Discriminant Validity of Interval Response Formats: Investigating the Dimensional Structure of Interval Widths. 区间反应格式的区分效力：调查区间宽度的维度结构。

IF 2.1 3区心理学 Q2 MATHEMATICS, INTERDISCIPLINARY APPLICATIONS

Educational and Psychological Measurement

Pub Date : 2024-11-25 DOI: 10.1177/00131644241283400

Matthias Kloft, Daniel W Heck

In psychological research, respondents are usually asked to answer questions with a single response value. A useful alternative are interval response formats like the dual-range slider (DRS) where respondents provide an interval with a lower and an upper bound for each item. Interval responses may be used to measure psychological constructs such as variability in the domain of personality (e.g., self-ratings), uncertainty in estimation tasks (e.g., forecasting), and ambiguity in judgments (e.g., concerning the pragmatic use of verbal quantifiers).

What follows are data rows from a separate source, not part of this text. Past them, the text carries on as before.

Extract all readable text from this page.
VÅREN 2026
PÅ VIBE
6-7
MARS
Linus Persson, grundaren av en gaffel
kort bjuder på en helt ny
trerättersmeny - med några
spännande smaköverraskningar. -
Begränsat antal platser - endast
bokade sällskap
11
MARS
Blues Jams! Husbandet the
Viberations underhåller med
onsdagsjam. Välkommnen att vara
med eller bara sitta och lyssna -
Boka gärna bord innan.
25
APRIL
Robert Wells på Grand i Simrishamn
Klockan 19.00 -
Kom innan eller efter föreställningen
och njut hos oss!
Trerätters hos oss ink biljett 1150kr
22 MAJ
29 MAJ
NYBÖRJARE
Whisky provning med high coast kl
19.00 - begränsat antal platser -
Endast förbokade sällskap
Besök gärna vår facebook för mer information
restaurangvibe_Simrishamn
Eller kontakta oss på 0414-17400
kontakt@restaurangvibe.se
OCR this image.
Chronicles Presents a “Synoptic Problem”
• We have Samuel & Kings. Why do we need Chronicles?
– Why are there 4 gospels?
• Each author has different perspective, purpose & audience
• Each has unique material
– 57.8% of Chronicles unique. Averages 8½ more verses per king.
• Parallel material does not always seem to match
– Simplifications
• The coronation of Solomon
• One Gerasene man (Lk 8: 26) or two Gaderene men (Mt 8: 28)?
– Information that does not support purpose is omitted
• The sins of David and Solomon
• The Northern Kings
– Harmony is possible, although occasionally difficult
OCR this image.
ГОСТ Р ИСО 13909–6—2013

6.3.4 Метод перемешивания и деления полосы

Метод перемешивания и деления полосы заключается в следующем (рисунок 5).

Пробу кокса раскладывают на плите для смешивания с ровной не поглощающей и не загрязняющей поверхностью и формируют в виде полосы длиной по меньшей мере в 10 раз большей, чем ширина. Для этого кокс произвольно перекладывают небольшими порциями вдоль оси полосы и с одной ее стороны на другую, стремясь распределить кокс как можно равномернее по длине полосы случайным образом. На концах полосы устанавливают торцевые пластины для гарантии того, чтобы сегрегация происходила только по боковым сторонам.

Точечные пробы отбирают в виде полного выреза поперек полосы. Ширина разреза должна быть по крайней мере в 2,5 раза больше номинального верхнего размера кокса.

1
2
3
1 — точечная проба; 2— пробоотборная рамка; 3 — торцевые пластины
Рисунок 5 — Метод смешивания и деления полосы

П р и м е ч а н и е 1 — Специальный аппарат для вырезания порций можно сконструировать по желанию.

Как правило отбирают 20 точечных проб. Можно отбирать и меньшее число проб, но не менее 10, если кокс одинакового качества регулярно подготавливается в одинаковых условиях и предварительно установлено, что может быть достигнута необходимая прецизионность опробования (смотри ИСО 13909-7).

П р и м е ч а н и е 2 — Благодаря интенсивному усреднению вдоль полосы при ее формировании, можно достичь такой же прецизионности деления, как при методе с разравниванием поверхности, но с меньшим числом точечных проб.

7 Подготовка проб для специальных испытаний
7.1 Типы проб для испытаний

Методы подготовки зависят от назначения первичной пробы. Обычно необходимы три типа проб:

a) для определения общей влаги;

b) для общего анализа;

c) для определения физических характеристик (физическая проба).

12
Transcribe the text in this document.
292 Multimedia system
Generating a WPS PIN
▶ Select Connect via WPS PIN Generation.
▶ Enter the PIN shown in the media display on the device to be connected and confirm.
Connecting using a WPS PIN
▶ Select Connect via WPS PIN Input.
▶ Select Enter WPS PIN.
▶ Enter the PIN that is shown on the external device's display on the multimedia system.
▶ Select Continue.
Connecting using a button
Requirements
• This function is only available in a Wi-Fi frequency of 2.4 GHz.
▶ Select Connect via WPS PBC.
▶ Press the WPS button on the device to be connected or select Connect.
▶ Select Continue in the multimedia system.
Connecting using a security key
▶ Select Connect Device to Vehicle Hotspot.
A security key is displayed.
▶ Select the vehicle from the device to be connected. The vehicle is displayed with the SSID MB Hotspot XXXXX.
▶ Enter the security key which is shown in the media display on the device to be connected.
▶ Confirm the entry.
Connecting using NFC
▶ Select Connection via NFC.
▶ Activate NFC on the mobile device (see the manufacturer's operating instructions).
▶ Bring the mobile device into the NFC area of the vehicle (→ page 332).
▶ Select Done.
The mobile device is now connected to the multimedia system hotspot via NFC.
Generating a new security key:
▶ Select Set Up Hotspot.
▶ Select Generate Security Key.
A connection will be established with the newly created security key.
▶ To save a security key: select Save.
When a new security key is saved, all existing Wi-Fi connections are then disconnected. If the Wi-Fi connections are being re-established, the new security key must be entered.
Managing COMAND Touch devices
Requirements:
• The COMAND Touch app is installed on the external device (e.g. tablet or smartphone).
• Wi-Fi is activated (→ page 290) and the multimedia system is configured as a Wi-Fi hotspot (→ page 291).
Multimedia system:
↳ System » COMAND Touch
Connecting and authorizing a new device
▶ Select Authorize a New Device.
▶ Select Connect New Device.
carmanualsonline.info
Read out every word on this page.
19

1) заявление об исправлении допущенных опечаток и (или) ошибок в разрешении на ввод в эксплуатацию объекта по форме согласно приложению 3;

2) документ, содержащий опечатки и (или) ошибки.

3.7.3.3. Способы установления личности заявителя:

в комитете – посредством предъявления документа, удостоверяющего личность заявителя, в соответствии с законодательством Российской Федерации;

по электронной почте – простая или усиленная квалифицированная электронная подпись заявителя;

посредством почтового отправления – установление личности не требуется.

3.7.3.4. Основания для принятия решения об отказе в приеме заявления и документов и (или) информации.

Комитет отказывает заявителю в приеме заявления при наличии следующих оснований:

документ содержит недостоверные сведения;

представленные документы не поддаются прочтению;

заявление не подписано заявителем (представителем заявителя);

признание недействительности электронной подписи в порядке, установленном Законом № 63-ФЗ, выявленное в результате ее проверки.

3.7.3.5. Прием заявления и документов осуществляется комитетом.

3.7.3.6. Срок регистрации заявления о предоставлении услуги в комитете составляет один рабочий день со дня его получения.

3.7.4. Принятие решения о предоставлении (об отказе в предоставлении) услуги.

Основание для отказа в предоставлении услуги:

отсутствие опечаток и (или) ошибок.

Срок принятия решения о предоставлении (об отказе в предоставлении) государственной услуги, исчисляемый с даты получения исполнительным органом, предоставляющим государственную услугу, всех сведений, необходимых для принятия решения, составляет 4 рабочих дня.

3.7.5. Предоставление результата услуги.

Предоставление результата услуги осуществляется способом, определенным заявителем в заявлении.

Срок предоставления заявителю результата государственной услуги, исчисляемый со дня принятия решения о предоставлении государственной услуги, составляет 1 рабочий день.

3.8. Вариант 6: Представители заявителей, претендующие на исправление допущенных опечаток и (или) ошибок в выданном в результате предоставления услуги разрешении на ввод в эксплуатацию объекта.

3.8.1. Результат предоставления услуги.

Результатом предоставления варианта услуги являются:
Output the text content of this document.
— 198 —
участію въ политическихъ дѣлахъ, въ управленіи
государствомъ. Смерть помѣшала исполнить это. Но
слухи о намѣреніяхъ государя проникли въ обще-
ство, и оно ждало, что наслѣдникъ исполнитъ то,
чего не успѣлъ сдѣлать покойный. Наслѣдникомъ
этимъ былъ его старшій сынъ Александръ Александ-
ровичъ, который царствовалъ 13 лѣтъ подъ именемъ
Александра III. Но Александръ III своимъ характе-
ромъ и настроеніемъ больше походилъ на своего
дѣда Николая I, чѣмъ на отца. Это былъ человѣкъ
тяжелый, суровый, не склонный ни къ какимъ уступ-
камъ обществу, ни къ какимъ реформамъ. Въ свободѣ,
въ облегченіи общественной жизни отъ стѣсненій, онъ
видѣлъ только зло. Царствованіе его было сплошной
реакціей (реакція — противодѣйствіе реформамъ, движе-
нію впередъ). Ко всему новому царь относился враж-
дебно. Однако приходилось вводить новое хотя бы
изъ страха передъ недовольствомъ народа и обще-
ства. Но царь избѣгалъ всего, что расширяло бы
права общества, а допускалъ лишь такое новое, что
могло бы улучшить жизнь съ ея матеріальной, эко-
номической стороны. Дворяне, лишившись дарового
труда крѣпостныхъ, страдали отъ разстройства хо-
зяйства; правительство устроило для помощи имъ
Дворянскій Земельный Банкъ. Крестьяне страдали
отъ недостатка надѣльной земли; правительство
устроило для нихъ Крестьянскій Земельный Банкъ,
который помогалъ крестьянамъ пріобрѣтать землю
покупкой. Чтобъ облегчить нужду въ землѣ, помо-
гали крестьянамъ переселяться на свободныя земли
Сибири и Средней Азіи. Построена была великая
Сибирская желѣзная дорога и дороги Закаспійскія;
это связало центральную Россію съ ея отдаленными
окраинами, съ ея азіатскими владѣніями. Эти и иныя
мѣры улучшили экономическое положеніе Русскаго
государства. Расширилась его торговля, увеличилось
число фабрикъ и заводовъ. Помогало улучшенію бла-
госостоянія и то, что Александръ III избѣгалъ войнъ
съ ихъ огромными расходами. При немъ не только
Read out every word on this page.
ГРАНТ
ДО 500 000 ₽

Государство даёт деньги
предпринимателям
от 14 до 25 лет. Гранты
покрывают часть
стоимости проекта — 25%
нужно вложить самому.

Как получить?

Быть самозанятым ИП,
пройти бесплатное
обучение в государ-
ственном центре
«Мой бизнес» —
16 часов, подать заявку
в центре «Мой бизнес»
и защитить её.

However, it is unclear whether respondents are sensitive to the requirements of a particular task and whether interval widths actually measure the constructs of interest. To test the discriminant validity of interval widths, we conducted a study in which respondents answered 92 items belonging to seven different tasks from the domains of personality, estimation, and judgment. We investigated the dimensional structure of interval widths by fitting exploratory and confirmatory factor models while using an appropriate multivariate logit function to transform the bounded interval responses. The estimated factorial structure closely followed the theoretically assumed structure of the tasks, which varied in their degree of similarity. We did not find a strong overarching general factor, which speaks against a response style influencing interval widths across all tasks and domains. Overall, this indicates that respondents are sensitive to the requirements of different tasks and domains when using interval response formats.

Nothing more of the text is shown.